OBJECTIVE: Pain is a major symptom of osteoarthritis (OA); currently available analgesics either do not provide adequate pain relief or are associated with serious side effects. The aim of this study was to investigate the therapeutic potential of targeting the resolvin receptor system to modify OA pain and pathology.

METHODS: Gene expression of 2 resolvin receptors (ALX and ChemR23) was quantified in synovium and medial tibial plateau specimens obtained from patients with OA at the time of joint replacement surgery. Two models of OA joint pain were used for the mechanistic studies. Gene expression in the joint and central nervous system was quantified. The effects of exogenous administration of the D series resolvin precursor 17(R)-hydroxy-docosahexaenoic acid (17[R]-HDoHE) on pain behavior, joint pathology, spinal microglia, and astroglyosis were quantified. Plasma levels of relevant lipids, resolvin D2, 17(R)-HDoHE, and arachidonic acid, were determined in rats, using liquid chromatography tandem mass spectrometry.
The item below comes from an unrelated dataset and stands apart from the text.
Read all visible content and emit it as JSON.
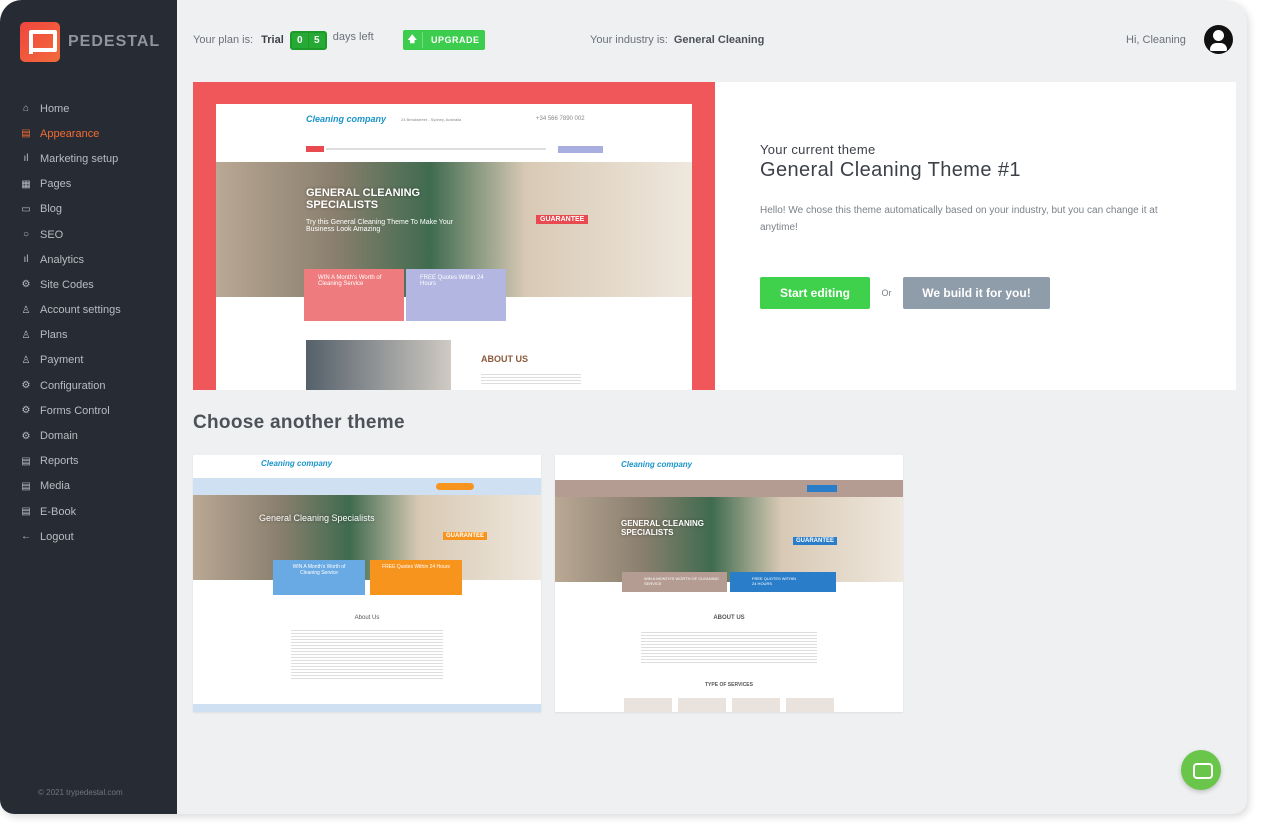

RESULTS: There was a positive correlation between resolvin receptor and interleukin-6 (IL-6) expression in human OA synovial and medial tibial plateau tissue. In rats, synovial expression of ALX was positively correlated with expression of IL-1β, tumor necrosis factor, and cyclooxygenase 2. Treatment with 17(R)-HDoHE reversed established pain behavior (but not joint pathology) in 2 models of OA pain. This was associated with a significant elevation in the plasma levels of resolvin D2 and a significant reduction in astrogliosis in the spinal cord in the monosodium iodoacetate-induced OA rat model.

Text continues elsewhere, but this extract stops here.